Incredible. But what amazes me more is that we’ve done it. And not just done it but done it without bringing all our products offline for a weekend (as we had to for the migration to XXXX new datacentre 2½ years ago), without having to take the heart-in-mouth risk of moving everything at once, and [sound of distant trumpets heralding a golden dawn] with zero-downtime.

So, how did we manage this? Well, there were two or three key things: automation; subtle re-architecting; and the removal of technical debt. One early, significant win was the move away from our “monolithic” Oracle database and the adoption of individual database servers for each application.  That was a lot of work for the Ops and Dev teams but resulted in a significantly more flexible architecture.  A second key enabler was the decision to move to a “Shared Nothing” architecture, where each product would have its own set of application servers (where previously each appserver would host a number of products) and where code and other files would be separately deployed to each appserver (rather than  sit on a shared drive).  Again, this gained us a huge amount of flexibility.

Automation has been fundamental to the migration project which, to some extent, we’ve used as a lever to get automation ‘properly’ in place across our estate.  Automation, in this case, is about automatically taking a ‘new’ server and installing and configuring all the software that it needs to turn it into a bit of BMJ infrastructure — maybe a Best Practice application server, or a database for Learning, or an email server.
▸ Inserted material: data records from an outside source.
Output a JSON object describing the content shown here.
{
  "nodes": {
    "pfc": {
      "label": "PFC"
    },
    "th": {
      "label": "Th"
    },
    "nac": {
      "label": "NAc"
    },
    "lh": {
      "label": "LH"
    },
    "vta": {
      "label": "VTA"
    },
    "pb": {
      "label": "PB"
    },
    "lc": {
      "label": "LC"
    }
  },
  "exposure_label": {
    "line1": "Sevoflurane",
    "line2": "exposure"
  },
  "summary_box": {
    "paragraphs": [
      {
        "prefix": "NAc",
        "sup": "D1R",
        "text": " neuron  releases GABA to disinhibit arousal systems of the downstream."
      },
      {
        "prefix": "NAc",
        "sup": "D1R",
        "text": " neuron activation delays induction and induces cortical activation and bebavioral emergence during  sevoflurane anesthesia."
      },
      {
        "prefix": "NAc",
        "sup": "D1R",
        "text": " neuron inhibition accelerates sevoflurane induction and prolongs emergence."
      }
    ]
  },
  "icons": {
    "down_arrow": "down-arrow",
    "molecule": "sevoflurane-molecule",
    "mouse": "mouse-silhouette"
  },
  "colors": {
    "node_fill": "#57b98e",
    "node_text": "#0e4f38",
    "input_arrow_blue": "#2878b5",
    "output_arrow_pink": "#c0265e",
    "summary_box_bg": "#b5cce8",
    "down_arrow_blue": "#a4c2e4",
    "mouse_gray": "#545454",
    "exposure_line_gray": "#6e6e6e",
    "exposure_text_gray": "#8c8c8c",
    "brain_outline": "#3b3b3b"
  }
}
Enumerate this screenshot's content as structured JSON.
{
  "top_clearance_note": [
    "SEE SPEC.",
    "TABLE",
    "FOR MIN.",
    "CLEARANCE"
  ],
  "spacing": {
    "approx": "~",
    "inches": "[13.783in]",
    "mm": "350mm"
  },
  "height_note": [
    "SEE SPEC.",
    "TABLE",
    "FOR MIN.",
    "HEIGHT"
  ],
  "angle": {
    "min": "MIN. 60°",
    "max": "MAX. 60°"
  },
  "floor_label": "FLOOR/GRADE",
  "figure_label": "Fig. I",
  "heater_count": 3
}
There’s quite a lot of up-front work to plan and structure the system (we use “Puppet”, a popular open-source automation tool) and to define the parts that we require but, once that’s done, deploying architecture becomes basically little more than checking a configuration file into source control. No more logging on to remote computers and installing stuff by hand. In fact, if we were to log into a server now and change something, we would find that, within 30 minutes, Puppet had removed that change and put things back to the way they “should be”.

And, thirdly, a lot of effort was put into the removal of technical debt: workarounds and “expedient” fixes that had been put in place over the years and which increased maintenance overhead, increased the risk of failure, and decreased the ability to understand and manipulate our own systems.  

The Ops team have done a fantastic job — it’s really something to have such a highly-skilled, competent bunch of people working on this. Certainly helps me sleep at night. The Devs, too, have rallied behind the migration and put a great deal into helping push it through. The whole process has, in fact, been a great story of emerging DevOps collaboration and has brought the teams much closer together and lent a great deal of understanding and transparency to working practices, and to the way in which our platforms, technology stacks, and applications are engineered. And that knowledge has been captured and preserved in our TechWiki.

What next? Well, although we have (almost) finished migrating away from XXXX, there is still a great deal to do. We’ll be moving our development and test environments out of BMA House and into YYYY and AWS (this will be a breeze, given the automation work noted above); then we’ll be rearranging components to allow for more cost-effective use of resource. And while all of this moves ahead, we’ll be continuing to improve levels of automation and working with the Dev teams to establish how we can tie all this together into a seamless, automated pipeline that renders the entire department redundant! [Er, are you sure that’s what you mean? – Ed]